On the second issue, the Third Circuit also agreed with the bankruptcy court and held that the allocation of the subordinated amounts to the Class 1F claimholders did not result in unfair discrimination against the Senior Noteholders.8 According to the Third Circuit, the prohibition against unfair discrimination generally “ensures that a dissenting class will receive relative value equal to the value given to all other similarly situated classes.”9 The Third Circuit also noted that in assessing a plan’s differing treatment, “a comparison between the recovery of the preferred class and the dissenting class is by far the preferred . . . approach.”10 However, the Third Circuit found that where a class-to-class comparison is difficult—as here, where the Swap Claims (57% of Class 1F) were entitled to benefit from the subordination of the PHONES Notes and EGI Notes, while the trade creditors and retirees were not—“a court may opt to be pragmatic and look to the discrepancy between the dissenting class’s desired and actual recovery to gauge the degree of its different treatment.”11 Although the Third Circuit stressed that “this is not the preferred way to test whether the allocation of subordinated amounts under a plan to initially non-benefitted creditors unfairly discriminates, . . . [t]here is, as is typical in reorganizations, a need for flexibility over precision.”12 Accordingly, the Third Circuit upheld the bankruptcy court’s unfair discrimination analysis which compared the Senior Noteholders’ recovery under the Plan to its recovery if strict enforcement of the Subordination Agreements were enforced, and found that a 0.9% loss in recovery was clearly immaterial.13


The decision is notable because it demonstrates that rigid enforcement of subordination clauses may take a back seat when a court believes an otherwise equitable reorganization plan hangs in the balance.

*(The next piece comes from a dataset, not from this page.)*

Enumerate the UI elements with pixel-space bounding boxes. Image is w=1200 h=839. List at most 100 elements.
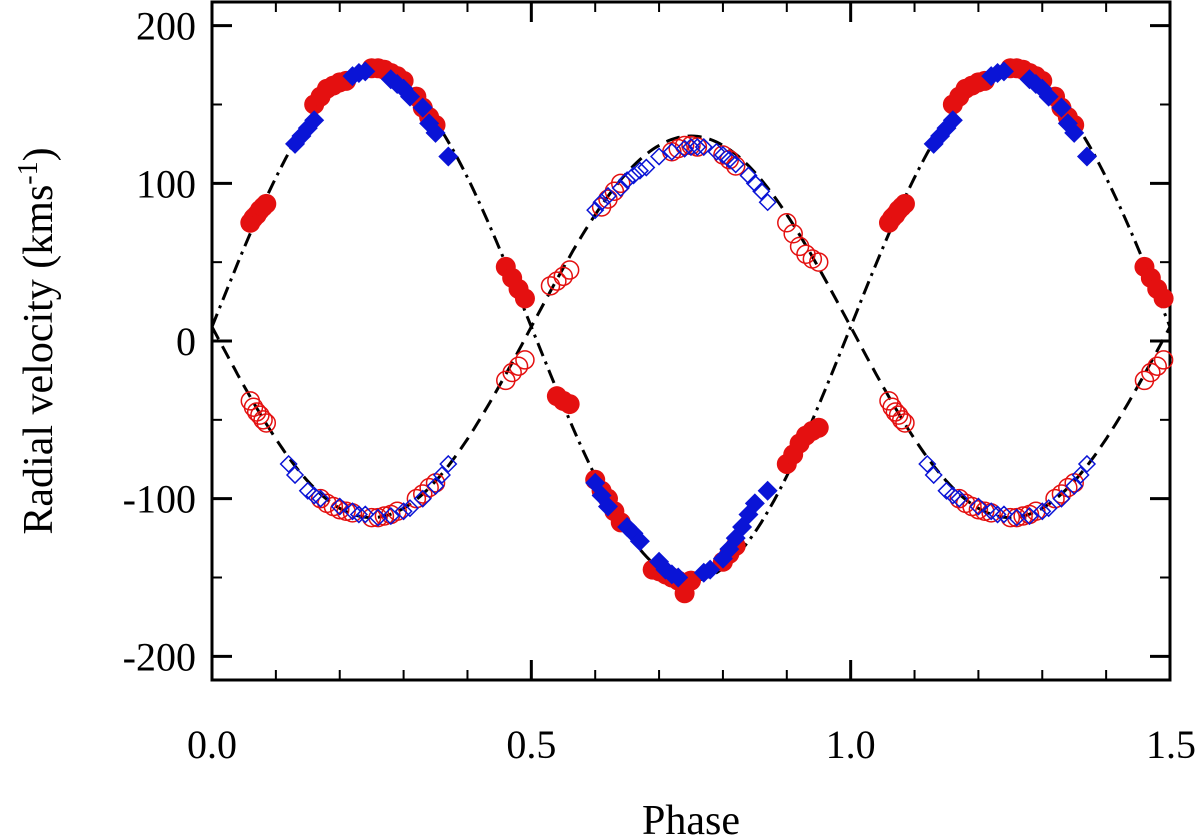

If you have questions related to the drafting or enforcement of subordination agreements, or the treatment of such agreements in a bankruptcy process, please don’t hesitate to reach out to the attorneys listed below, or your primary contact at S&K.


1   In re Tribune Company, No. 18-2909 (3d Cir. Aug. 26, 2020).

2   Id. at 7-8.

3   In a matter that was not appealed to the Third Circuit, the bankruptcy court subsequently found that the Swap Claim, which comprised 57% of Class 1F’s claims, did in fact constitute a Senior Obligation.  Id. at 11 & n.7.

4   Id. at 19.

5   Id. at 16 (internal quotation marks and citations omitted).

6   Id.

7   Id. at 17.

8   Id. at 14.

9   Id. at 20 (quoting In re Armstrong World Indus., Inc., 348 B.R. 111, 121 (D. Del. 2006)).  While courts have used various tests to determine whether unfair discrimination has occurred, the Third Circuit approved the “reasonable presumption” test used by the Delaware bankruptcy court.  Id. at 20-22.

10   Id. at 26.

11   Id. at 29.

12   Id. at 24, 25.

13   The Third Circuit explained that “[w]hat constitutes a material difference in recovery when analyzing the effect of a plan on the dissenting class is a distinct and context-specific inquiry.”  Id. at 30.